What happens if trust money is paid into the trustee’s personal bank account?

A

Overview
Trust Money Into Personal Bank Account: Rather than using trust funds to directly purchase replacement property, trustees may pay funds into their own bank accounts.

No Withdrawals
No Withdrawals: If trust money is paid into a personal bank account, but no withdrawals have been made since, the beneficiary may take a charge over the account to the value of loss (Re Hallett).

Withdrawals
Withdrawals: Trustee mixed trust funds amongst their personal funds, and has since used the account to make purchases.

(1) Basic Rule: The trustee spent their own money before trust money (Re Hallett).

(2) Equitable Rule: If the trustee first spent their own money on a traceable asset, and then trust money was dissipated, the ‘Doctrine of the Honest Trustee’ reverses the presumption, and suggests own money was dissipated instead (Re Oatway).

(3) Lowest Intermediate Balance: Any money added to a personal account after the trust funds is not traceable, even if trust money was dissipated (Roscoe v Winder).

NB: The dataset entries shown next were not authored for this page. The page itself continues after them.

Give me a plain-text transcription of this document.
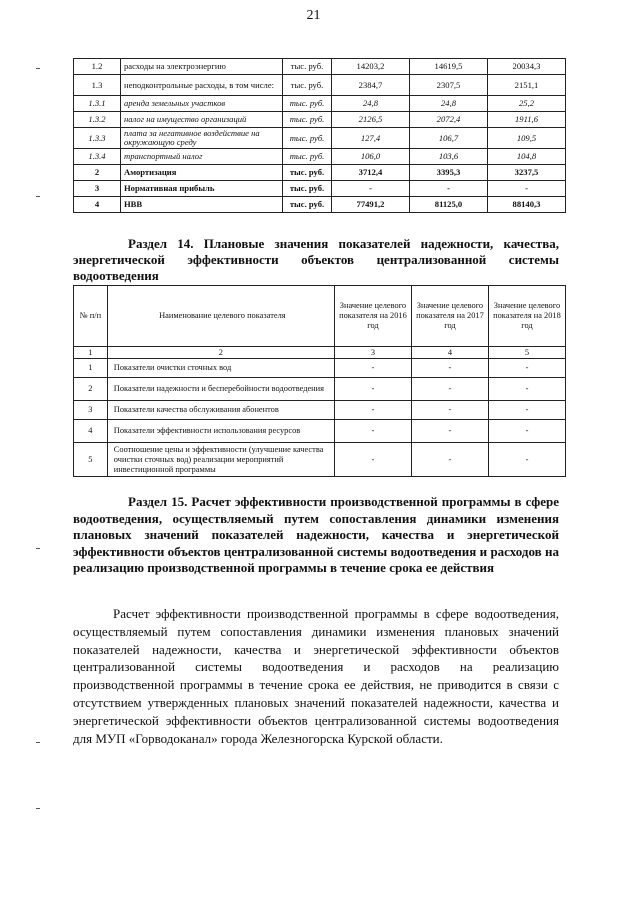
21
1.2	расходы на электроэнергию	тыс. руб.	14203,2	14619,5	20034,3
1.3	неподконтрольные расходы, в том числе:	тыс. руб.	2384,7	2307,5	2151,1
1.3.1	аренда земельных участков	тыс. руб.	24,8	24,8	25,2
1.3.2	налог на имущество организаций	тыс. руб.	2126,5	2072,4	1911,6
1.3.3	плата за негативное воздействие на окружающую среду	тыс. руб.	127,4	106,7	109,5
1.3.4	транспортный налог	тыс. руб.	106,0	103,6	104,8
2	Амортизация	тыс. руб.	3712,4	3395,3	3237,5
3	Нормативная прибыль	тыс. руб.	-	-	-
4	НВВ	тыс. руб.	77491,2	81125,0	88140,3
Раздел 14. Плановые значения показателей надежности, качества, энергетической эффективности объектов централизованной системы водоотведения
№ п/п	Наименование целевого показателя	Значение целевого показателя на 2016 год	Значение целевого показателя на 2017 год	Значение целевого показателя на 2018 год
1	2	3	4	5
1	Показатели очистки сточных вод	-	-	-
2	Показатели надежности и бесперебойности водоотведения	-	-	-
3	Показатели качества обслуживания абонентов	-	-	-
4	Показатели эффективности использования ресурсов	-	-	-
5	Соотношение цены и эффективности (улучшение качества очистки сточных вод) реализации мероприятий инвестиционной программы	-	-	-
Раздел 15. Расчет эффективности производственной программы в сфере водоотведения, осуществляемый путем сопоставления динамики изменения плановых значений показателей надежности, качества и энергетической эффективности объектов централизованной системы водоотведения и расходов на реализацию производственной программы в течение срока ее действия

Расчет эффективности производственной программы в сфере водоотведения, осуществляемый путем сопоставления динамики изменения плановых значений показателей надежности, качества и энергетической эффективности объектов централизованной системы водоотведения и расходов на реализацию производственной программы в течение срока ее действия, не приводится в связи с отсутствием утвержденных плановых значений показателей надежности, качества и энергетической эффективности объектов централизованной системы водоотведения для МУП «Горводоканал» города Железногорска Курской области.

Withdrawals (Multiple Trusts)
Withdrawals w/ Multiple Trusts: Trustee mixed multiple trust funds amongst their personal funds, and has since used the account to make purchases.

(1) Basic Rule: The trustee spent their own money before trust money (Re Hallett). Trust funds are spent on the basis of ‘first in first out’ (Clayton’s Case). Trustees can claim proportions of replacement property, but not charges over them (unless wholly theirs).

(2) Equitable Rule: If the basic approach is impractical or results in injustice, then the trust funds and replacement assets are divided pari passu amongst the trusts in proportion to makeup of the account (Barlow Clowes v Vaughan).

(3) Lowest Intermediate Balance: Any money added to a personal account after the trust funds is not traceable, even if trust money was dissipated (Roscoe v Winder).